An example: international investing
For instance, this month's brand-new issue of the Fool's Rule Your Retirement newsletter -- which comes out this afternoon at 4 p.m. ET -- includes a discussion from Fool asset allocation expert Robert Brokamp on various ways to add international stocks to your retirement portfolio. If you're willing to focus on large-cap stocks like Petrobras (NYSE:PBR) and Toyota (NYSE:TM), buying individual stocks isn't all that difficult. But many foreign firms, especially smaller companies, don't have shares available for you to buy on U.S. stock exchanges.

That's why Robert talks about alternatives like international index funds.

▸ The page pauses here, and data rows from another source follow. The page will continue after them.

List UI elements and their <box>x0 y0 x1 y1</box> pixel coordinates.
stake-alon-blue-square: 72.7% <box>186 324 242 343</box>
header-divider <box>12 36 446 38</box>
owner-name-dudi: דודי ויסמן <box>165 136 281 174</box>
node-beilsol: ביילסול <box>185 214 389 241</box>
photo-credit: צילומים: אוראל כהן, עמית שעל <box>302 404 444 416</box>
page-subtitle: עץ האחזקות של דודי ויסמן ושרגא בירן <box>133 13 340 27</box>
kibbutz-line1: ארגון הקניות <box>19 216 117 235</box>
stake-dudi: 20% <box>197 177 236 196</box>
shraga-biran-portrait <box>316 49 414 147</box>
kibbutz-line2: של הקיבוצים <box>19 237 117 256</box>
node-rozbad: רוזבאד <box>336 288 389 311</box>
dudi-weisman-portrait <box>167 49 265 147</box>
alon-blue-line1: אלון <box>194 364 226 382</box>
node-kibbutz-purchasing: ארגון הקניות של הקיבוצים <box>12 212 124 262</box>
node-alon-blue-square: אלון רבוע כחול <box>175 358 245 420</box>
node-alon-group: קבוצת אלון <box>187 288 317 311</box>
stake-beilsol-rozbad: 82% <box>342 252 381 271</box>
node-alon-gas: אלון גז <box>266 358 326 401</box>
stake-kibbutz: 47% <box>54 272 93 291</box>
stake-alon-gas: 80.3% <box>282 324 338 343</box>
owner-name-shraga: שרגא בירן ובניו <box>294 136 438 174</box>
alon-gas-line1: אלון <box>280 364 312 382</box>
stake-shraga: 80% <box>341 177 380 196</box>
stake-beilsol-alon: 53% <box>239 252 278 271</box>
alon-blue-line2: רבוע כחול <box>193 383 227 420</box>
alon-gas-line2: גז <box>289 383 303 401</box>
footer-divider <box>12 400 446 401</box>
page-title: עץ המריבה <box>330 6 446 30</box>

By combining a fund that owns large, developed-country stocks like BP (NYSE:BP), a fund with emerging-market stocks like Vale (NYSE:VALE), and a fund that focuses on small-cap international stocks, you can build the type of global stock portfolio you want.

That's just one way that mutual funds and ETFs can be handy. Need some exposure beyond the S&P 500? The Vanguard Extended Market ETF includes key stocks your S&P index fund leaves out, including Visa (NYSE:V) and Mosaic (NYSE:MOS). Or if you want to own REITs but don't have time to figure out which are better than others, a fund like Third Avenue Real Estate Value gives you a stake in Vornado Realty and The St. Joe Company (NYSE:JOE), as well as a host of other real estate investments from around the world.

The last question
With mutual funds, one fundamental question to answer is whether you want to passively follow an index or have someone actively manage the fund. Active management typically costs more, but in some cases, strong managers can more than make up for that increased cost through higher returns. Luckily, with most of the investments you'll want for your asset allocation strategy, there's a good variety of index funds and actively managed funds to choose from. For instance, this month's Rule Your Retirement features some great recommendations on actively managed international stock funds from Foolish fund expert Amanda Kish.

Mutual funds play a key role in any retirement portfolio. Unless you're a true diehard investor with the time, money, and inclination to juggle countless individual investments, you'll probably find that a well-chosen mutual fund takes a big load off your shoulders.